Centrafrique: Création d'un comité chargé de rédiger un projet de Constitution

Un partisan du président centrafricain Faustin-Archange Touadéra se tient devant une pancarte en faveur d'un référendum constitutionnel (Photo, AFP).
Un partisan du président centrafricain Faustin-Archange Touadéra se tient devant une pancarte en faveur d'un référendum constitutionnel (Photo, AFP).
Short Url
Publié le Samedi 27 août 2022

Centrafrique: Création d'un comité chargé de rédiger un projet de Constitution

  • La nouvelle Constitution pourra être adoptée soit par le Parlement, soit par un référendum
  • Depuis plusieurs mois, les autorités ont organisé des manifestations en faveur d'une modification de la loi fondamentale

BANGUI, Centrafrique: Un comité chargé de rédiger un projet de nouvelle Constitution a été créé vendredi en Centrafrique, l'opposition critiquant "une fuite en avant" ayant pour objectif le maintien au pouvoir du chef de l'Etat de ce pays en guerre civile depuis neuf ans.

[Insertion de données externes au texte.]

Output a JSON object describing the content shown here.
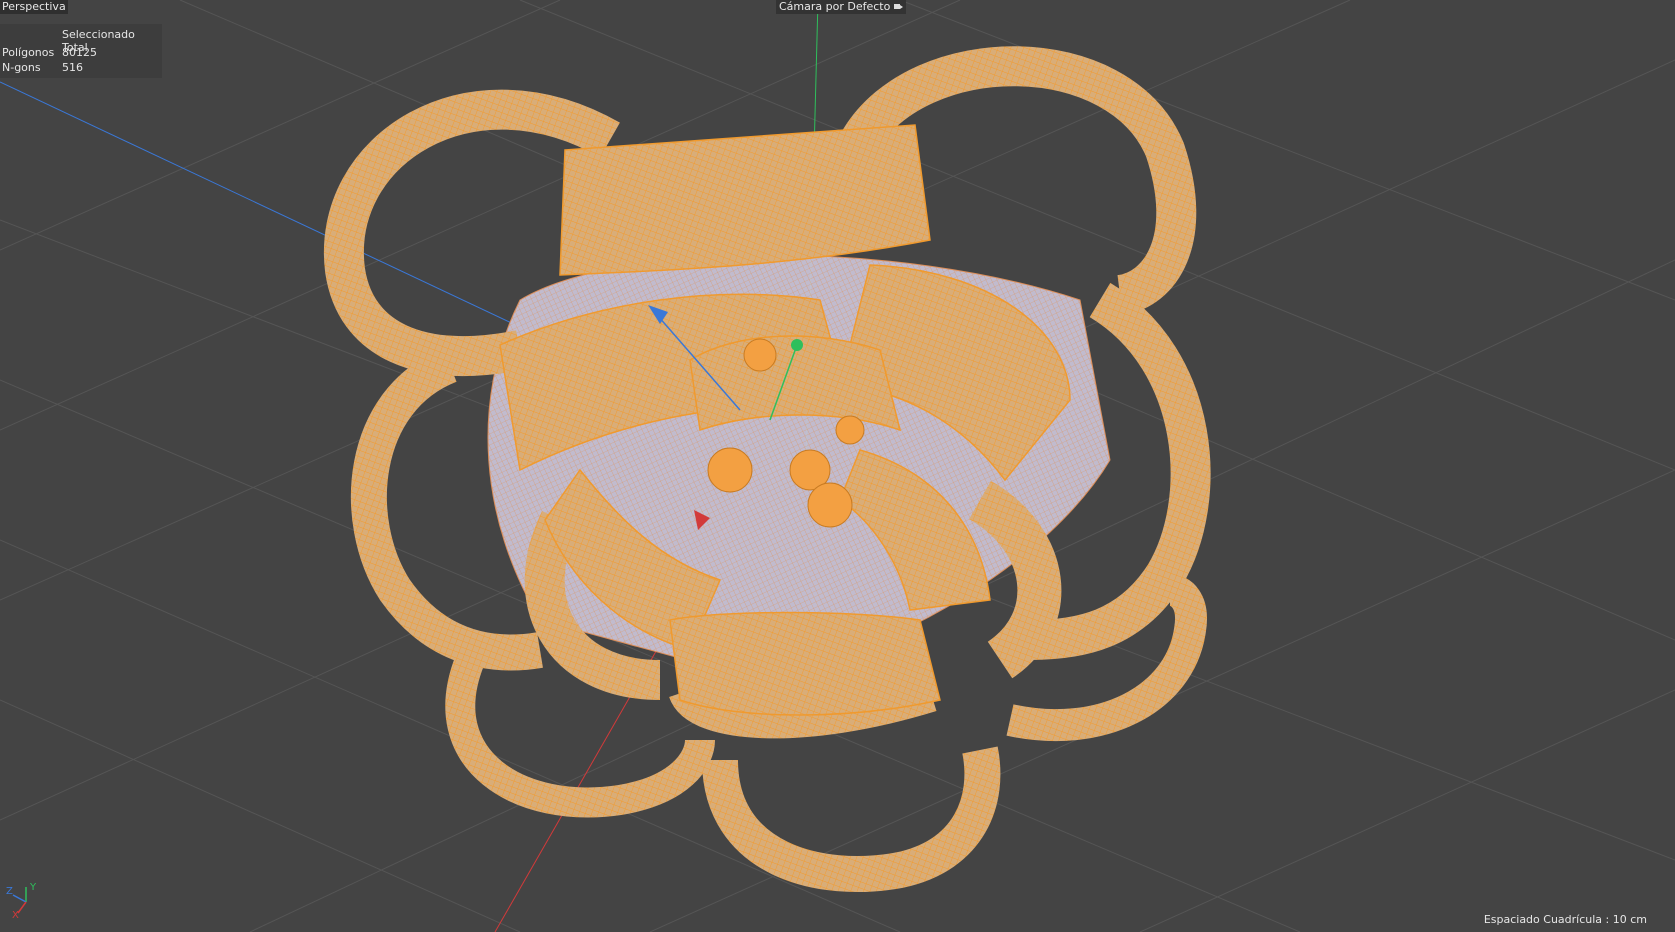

L'actuelle Constitution interdit au chef de l'État de briguer un troisième mandat. Faustin Archange Touadéra, élu en 2016, a été réélu en 2020, au terme d'un scrutin contesté par l'opposition.

"Il est créé un comité de rédaction du projet de la Constitution de la République centrafricaine", qui sera chargé de "remettre au président de la République (...) un projet de Constitution", selon le décret signé par le chef de l'État et son Premier ministre Félix Moloua.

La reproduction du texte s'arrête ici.